Last year, the US imported 7.7 million bpd of crude oil, according to the Energy Information Administration. This represents an improvement, about 23% less than in 2008, reflecting the early direction of President Obama’s policies and the success of an increased focus on natural gas by oil and gas companies.
For the American economy, even better news arrived in 2013 about petroleum and petroleum product. The US exported 3.6 million bpd of finished products like diesel, gasoline, and jet fuel. Compared to 2.1 million bpd of product imports, this amount gives the US a 1.5 million bpd net balance.
Another way to look at this, though, is that the US is contributing that much more from sales to the greenhouse gases that propel climate change.
As you can see, Canada remains the biggest supplier of crude to the US. Purchases from the North made up a third of US crude oil imports (2.6 million bpd). This amount represents a 66% increase in imports from Canada over the past 10 years, according to Robert Rapier of energytrendsinsider.com.
Of the 7.7 million bpd of total crude oil imports, 45% (3.5 million bpd) came from OPEC countries last year, with Saudi Arabia the largest OPEC supplier at 17% of the US total. A little over half of US imports come from these two nations.
EIA’s latest monthly Market Prices and Uncertainty Report, which supplements the Short-Term Energy Outlook, attributes the slight crude oil price increase from mid-June largely to tensions in Iraq, the sixth-largest of the top ten producers for the US. Rapier gives a brief explanation of why events in Iraq affect US oil prices, and those of every other nation:
“Over the past eight years, while Iraqi oil production was increasing by 1.3 million bpd, global oil consumption has increased by 6.9 million bpd.
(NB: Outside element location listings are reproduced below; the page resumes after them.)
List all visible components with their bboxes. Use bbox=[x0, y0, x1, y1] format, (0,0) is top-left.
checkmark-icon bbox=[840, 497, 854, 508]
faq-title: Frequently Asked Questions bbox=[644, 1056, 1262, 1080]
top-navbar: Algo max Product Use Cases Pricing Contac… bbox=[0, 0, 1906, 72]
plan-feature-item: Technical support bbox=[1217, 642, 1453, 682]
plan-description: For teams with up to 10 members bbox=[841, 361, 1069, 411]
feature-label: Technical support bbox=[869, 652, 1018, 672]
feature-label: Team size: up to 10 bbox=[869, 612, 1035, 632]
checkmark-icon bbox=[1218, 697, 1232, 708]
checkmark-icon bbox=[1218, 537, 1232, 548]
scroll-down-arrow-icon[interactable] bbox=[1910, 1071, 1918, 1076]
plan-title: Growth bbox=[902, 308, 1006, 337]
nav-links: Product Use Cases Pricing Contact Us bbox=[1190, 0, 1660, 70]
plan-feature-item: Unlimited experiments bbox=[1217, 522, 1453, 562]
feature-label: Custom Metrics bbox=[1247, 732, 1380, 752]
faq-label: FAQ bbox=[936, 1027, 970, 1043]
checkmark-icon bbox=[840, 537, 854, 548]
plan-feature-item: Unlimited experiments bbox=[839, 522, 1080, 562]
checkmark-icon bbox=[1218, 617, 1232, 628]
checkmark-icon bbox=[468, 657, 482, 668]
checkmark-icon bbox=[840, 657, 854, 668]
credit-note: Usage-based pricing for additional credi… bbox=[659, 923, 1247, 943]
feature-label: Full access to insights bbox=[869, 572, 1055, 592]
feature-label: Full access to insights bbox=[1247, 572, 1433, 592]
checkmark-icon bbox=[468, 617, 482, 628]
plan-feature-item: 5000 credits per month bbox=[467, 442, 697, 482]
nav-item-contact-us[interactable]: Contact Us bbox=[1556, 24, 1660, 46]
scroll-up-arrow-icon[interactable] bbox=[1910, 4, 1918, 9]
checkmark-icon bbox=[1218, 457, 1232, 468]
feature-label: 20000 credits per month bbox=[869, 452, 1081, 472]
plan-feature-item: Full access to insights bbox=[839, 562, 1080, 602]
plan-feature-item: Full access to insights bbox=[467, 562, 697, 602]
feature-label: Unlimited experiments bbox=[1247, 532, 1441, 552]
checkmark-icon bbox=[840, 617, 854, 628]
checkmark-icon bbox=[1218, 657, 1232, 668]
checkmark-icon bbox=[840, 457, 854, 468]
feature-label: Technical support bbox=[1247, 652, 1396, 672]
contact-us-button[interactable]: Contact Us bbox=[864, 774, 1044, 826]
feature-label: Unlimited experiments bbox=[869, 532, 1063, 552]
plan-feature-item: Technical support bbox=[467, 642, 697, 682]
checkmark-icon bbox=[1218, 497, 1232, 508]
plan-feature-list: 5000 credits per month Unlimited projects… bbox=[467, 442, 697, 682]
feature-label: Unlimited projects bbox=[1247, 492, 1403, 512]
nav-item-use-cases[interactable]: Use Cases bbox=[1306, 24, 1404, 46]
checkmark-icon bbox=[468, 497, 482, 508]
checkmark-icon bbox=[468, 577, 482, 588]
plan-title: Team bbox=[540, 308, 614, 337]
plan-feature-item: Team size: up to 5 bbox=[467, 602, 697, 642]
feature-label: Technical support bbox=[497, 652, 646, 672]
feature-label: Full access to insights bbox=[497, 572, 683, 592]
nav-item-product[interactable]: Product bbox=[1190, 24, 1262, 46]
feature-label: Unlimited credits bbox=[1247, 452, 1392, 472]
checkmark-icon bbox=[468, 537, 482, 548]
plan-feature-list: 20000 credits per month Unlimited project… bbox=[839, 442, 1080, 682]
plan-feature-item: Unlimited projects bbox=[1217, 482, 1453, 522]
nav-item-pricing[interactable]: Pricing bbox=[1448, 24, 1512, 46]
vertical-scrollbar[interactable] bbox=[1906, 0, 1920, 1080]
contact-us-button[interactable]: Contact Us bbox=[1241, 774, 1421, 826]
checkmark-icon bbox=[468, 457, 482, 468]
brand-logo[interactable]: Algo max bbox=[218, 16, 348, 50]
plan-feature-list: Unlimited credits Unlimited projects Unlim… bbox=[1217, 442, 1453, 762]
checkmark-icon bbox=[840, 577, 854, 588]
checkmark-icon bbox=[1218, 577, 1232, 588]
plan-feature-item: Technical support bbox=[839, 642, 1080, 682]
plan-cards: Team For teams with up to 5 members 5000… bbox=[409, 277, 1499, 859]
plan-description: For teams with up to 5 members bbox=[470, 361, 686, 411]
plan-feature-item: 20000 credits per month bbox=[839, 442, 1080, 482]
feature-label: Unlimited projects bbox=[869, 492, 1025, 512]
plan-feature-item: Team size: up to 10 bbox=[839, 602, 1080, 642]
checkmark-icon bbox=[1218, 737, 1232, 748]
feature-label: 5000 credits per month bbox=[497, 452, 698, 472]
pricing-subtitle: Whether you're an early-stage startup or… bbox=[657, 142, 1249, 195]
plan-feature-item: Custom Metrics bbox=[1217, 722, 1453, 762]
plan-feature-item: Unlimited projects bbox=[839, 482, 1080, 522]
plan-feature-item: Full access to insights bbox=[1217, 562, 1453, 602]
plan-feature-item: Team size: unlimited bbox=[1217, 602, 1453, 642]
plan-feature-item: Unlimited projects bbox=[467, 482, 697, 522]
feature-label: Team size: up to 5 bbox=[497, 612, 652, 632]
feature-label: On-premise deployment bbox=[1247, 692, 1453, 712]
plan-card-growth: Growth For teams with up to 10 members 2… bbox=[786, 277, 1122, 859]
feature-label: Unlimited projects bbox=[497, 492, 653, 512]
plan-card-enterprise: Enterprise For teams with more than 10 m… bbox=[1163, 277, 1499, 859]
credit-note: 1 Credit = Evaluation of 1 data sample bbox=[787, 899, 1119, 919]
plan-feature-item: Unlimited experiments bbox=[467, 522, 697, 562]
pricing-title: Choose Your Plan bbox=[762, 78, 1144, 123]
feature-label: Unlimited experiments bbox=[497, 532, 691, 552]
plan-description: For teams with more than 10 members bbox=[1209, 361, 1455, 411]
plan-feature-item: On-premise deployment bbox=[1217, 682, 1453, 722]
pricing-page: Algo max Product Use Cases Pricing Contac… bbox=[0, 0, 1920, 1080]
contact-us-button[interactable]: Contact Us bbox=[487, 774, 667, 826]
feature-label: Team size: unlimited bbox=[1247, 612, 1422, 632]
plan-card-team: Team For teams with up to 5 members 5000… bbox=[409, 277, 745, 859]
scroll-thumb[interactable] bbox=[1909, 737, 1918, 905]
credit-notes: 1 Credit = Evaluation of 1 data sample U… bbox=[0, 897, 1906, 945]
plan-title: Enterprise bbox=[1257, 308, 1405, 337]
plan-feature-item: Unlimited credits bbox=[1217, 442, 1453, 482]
The increases in production in Iraq, along with the even greater production gains in the US, have struggled to keep up with rising demand. This has meant little spare capacity in the system, and with a globally traded commodity like crude oil, potential disruptions in supply make traders nervous and they bid prices higher.”
Even if we imported no oil from Iraq, he adds, with supply and demand in such tight balance, “oil that might be removed from the global supply tends to have a disproportionate impact on the price.” Canada’s record-high gasoline prices reflect this dichotomy.